1 Samuel 16:7 says, “For the Lord sees not as man sees: man looks on the outward appearance, but the Lord looks on the heart.”

I remember a time when this verse was a great comfort to me. I thought, “Thank God that he sees my heart—that he doesn’t evaluate me the way others do. Others reject me based solely on what they see, but God sees my heart. He sees the real me. He sees behind the curtain of my rough exterior to the softness of my well-intentioned heart.”

Then I realized this awful truth: I have hate in my heart. I have envy in my heart. I have lust and pride and greed and selfishness in my heart. My heart is “deceitful above all things and desperately sick” (Jeremiah 17:9).
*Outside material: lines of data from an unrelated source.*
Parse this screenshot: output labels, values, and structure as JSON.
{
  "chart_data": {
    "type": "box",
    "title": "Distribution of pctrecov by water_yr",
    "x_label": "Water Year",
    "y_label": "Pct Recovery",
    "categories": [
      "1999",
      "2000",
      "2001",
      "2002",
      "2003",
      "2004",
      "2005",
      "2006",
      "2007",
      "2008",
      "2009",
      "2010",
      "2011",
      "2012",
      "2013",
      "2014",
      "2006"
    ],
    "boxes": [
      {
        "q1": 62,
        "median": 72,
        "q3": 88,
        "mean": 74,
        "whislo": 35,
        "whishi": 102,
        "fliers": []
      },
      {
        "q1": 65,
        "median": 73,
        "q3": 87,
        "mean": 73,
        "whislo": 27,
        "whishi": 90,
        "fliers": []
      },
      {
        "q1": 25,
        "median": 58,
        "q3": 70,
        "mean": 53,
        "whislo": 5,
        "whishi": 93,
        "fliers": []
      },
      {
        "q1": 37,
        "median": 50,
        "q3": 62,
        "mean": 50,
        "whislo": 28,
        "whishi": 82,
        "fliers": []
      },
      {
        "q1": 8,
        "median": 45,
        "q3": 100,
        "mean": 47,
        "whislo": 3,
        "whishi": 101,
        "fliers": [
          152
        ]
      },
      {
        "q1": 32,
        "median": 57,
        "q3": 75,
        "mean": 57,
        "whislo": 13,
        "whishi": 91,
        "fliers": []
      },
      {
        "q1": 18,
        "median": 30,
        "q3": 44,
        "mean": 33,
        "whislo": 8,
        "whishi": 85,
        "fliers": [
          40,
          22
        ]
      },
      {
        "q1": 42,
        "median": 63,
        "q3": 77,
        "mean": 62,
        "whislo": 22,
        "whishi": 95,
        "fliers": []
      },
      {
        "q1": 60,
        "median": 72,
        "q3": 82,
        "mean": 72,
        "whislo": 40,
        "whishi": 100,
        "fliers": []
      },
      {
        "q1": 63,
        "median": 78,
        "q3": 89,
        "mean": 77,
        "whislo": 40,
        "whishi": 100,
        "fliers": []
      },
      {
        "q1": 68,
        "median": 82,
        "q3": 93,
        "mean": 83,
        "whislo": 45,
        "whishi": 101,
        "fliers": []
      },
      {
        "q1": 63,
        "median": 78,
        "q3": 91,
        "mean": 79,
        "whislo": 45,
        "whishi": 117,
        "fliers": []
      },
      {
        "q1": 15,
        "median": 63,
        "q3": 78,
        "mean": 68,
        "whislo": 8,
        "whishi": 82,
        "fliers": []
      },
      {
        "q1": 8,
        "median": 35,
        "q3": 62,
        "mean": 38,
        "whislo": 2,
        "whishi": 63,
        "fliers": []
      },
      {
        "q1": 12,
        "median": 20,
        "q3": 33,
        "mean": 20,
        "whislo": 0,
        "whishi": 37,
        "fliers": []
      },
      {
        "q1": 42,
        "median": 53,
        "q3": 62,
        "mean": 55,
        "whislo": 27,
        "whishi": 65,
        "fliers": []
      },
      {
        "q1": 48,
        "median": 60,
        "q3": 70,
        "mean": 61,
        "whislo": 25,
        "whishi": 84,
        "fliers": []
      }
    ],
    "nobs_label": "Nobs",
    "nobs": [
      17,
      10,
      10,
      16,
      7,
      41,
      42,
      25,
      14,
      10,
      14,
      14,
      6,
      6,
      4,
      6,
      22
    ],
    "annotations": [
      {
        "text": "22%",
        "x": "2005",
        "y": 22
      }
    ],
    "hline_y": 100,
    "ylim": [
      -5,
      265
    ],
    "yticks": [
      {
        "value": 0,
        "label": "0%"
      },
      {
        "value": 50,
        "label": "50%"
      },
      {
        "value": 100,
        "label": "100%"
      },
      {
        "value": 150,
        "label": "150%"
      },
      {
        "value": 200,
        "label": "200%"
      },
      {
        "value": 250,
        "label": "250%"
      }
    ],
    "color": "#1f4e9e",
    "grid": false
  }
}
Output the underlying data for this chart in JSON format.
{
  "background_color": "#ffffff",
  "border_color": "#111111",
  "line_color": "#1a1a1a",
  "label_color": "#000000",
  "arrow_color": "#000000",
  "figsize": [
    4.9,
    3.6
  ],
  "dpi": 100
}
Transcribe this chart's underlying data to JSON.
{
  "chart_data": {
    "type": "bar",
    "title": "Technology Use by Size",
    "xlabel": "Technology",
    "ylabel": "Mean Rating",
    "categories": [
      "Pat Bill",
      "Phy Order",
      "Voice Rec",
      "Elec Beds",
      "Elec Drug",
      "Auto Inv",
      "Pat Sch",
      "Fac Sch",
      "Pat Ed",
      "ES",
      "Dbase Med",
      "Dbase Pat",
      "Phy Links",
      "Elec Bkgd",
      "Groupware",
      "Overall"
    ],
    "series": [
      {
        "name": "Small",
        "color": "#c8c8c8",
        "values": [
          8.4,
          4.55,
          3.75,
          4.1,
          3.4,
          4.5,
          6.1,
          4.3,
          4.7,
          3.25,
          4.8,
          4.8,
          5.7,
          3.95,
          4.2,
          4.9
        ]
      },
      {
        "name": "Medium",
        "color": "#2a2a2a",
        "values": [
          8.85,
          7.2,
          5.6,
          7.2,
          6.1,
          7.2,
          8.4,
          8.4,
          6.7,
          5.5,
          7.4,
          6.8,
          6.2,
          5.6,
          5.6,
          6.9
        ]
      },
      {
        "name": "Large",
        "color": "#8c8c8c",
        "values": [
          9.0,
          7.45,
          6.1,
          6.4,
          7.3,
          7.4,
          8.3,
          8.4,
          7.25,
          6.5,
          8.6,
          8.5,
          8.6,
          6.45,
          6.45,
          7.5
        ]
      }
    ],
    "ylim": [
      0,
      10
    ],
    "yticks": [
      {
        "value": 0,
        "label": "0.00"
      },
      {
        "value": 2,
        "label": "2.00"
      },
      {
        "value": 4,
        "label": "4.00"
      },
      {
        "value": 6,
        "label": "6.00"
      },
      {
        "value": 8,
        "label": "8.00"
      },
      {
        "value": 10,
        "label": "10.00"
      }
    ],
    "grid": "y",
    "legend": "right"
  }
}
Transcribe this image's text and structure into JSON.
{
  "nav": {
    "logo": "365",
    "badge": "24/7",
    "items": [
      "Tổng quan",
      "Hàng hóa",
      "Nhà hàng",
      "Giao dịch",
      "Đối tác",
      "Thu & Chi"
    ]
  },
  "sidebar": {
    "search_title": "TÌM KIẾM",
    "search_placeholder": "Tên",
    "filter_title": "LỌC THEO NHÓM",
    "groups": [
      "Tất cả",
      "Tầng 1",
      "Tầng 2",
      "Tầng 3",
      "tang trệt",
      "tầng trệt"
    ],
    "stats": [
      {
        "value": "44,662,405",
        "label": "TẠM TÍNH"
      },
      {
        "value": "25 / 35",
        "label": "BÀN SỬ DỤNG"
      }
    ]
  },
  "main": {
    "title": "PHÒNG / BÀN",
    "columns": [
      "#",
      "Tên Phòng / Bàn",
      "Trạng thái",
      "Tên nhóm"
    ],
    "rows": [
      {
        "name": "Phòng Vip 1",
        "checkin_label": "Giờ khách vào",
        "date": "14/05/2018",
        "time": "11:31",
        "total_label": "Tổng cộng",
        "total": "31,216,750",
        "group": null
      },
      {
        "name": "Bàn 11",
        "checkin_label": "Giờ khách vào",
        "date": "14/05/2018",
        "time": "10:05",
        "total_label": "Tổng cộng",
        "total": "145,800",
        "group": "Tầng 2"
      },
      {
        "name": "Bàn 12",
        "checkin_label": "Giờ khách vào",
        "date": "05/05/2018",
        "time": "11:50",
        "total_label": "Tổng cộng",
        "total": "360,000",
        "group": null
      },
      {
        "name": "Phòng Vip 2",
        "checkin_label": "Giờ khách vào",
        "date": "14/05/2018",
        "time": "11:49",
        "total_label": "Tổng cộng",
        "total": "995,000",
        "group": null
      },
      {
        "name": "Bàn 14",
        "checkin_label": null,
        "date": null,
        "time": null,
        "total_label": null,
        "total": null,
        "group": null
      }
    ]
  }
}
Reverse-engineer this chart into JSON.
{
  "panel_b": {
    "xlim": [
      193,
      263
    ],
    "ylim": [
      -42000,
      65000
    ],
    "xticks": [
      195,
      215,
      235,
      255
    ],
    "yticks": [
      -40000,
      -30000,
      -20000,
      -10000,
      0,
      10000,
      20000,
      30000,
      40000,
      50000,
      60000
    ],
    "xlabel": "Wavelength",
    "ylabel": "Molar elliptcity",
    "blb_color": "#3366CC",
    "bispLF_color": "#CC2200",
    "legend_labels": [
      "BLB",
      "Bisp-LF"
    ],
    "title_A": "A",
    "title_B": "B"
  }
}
I realized then that I’d actually be a lot better off if God saw as humans see. Far from taking comfort in the idea that God saw the “inner beauty” that no one else could see, I realized that God actually saw the inner ugliness that I was able to hide from almost everybody else. Like the rest of humanity, I’m good at tricking people. I’m good at covering over the worst parts of myself and concealing my internal darkness from human eyes. Unfortunately for us, God sees all that stuff that we hide from others.

Though I might wish that God sees as people see, I’m glad that God doesn’t do what people do. Most people only give me what I deserve. But God gives me much better than that. God sees the real me, the me I hide, the me that others would run from if they could see. BUT GOD sees it all. And he stays. And he loves. And he promises that nothing I do or fail to do will ever tempt him to leave me or forsake me.

 J.I. Packer put it this way:

There is tremendous relief in knowing that God’s love for me is utterly realistic—based at every point on prior knowledge of the worst of me—so that no discovery now can disillusion God the way I am so often disillusioned about myself.

Because of what Jesus has done for me, God gives me what I don’t deserve (grace) and withholds the judgment that I do deserve (mercy). And that means that God doesn’t love us as we are. The news is so much better than that. He loves us AS JESUS IS.

So, our hope and assurance and confidence does not come from what is in our heart for God, but rather what is in God’s heart for us.